Thirty minutes before classes begin at Community Partnership School, students in the morning Running Club gather in a gated lot behind their school and begin doing laps, picking up a small stick each time one is completed. Physical Education teacher Nate Seidle, who began the program last year, calculated how many laps make a mile, so when it’s time to go inside, participants stop at their designated clipboard, count their sticks, and write down their numbers.

Out of the 92 students who attend the Pre-K-Fifth Grade school, between 20-30 participate; often all seven grades are represented. Each runner’s progress is charted on a large whiteboard in the cafeteria. “We often find groups of kids standing around the chart, comparing distances and motivating each other to go out and run the next day,” says Mr. Seidle. Last year, he designed t-shirts for two students who became 100-milers. He hopes and expects there will be more to come.

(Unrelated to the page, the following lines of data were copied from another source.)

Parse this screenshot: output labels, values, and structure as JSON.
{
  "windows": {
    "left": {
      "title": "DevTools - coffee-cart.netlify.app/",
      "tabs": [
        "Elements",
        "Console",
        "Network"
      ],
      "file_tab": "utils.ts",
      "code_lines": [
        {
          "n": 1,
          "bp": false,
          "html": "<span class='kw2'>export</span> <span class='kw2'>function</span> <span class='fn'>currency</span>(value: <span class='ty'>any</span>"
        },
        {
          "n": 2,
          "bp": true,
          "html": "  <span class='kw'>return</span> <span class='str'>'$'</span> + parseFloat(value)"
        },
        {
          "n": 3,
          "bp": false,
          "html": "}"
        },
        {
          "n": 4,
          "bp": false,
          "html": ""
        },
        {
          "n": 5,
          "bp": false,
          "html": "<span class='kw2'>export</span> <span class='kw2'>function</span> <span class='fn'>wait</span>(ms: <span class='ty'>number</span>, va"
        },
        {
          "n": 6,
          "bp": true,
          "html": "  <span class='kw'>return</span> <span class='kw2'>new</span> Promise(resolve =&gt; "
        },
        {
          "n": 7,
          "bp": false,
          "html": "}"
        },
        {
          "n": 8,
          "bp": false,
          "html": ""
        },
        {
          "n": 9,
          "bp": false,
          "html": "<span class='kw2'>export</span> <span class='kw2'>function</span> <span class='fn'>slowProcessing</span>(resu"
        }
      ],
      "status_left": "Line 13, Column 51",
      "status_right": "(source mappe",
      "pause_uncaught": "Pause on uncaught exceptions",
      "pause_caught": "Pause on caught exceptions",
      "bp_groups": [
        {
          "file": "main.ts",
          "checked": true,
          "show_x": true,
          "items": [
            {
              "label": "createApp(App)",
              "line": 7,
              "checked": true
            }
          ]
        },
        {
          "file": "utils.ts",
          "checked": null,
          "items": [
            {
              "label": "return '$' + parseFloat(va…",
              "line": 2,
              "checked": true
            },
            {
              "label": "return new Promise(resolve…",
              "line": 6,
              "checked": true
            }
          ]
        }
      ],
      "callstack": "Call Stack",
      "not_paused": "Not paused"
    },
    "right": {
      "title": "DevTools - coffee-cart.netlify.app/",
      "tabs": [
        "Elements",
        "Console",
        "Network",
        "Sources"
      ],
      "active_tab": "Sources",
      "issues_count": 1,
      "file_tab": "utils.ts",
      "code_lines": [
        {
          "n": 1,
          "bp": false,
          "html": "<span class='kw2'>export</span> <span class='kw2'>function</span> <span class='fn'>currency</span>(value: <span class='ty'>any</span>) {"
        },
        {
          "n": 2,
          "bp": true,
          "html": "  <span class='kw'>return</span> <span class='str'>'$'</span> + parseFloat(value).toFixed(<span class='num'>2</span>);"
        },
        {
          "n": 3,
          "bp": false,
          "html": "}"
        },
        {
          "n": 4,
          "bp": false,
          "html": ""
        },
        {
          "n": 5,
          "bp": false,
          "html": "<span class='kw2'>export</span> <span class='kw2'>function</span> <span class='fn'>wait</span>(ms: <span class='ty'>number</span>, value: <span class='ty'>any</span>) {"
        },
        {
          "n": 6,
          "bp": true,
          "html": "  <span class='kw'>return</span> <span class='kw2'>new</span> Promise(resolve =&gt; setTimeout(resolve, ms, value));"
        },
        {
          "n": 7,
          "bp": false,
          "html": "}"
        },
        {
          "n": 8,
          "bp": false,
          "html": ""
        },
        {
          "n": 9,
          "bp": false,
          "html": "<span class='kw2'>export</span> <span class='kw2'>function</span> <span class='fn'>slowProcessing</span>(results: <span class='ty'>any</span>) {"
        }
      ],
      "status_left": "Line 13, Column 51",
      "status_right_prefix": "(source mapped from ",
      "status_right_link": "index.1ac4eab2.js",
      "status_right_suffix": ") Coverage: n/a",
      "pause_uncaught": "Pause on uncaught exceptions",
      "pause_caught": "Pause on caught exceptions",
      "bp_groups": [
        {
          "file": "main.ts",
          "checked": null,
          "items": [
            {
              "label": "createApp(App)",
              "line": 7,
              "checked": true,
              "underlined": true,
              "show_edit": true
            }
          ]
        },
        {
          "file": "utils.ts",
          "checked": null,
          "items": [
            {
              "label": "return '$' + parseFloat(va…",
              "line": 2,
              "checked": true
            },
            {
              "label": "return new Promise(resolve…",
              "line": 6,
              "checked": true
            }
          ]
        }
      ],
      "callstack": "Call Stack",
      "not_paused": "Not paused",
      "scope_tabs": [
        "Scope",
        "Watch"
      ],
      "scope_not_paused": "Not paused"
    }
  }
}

“I can be outside running and it’s another way to spend time with my friends,” says fifth grader Lizzy. It’s also a good way to start the day, adds Mr. Seidle. “Kids are becoming better problem solvers when issues arise during active times such as recess and P.E. It benefits their health and activity level to be outside and not as stationary.”

The Running Club underscores the school’s belief that physically active children are more healthy — socially, emotionally, and academically. Fifth grader Camelle says, “I come out here to run and to get healthy.” Second grader Asad puts it more simply. “I like to run around.”

Does your school do something similar?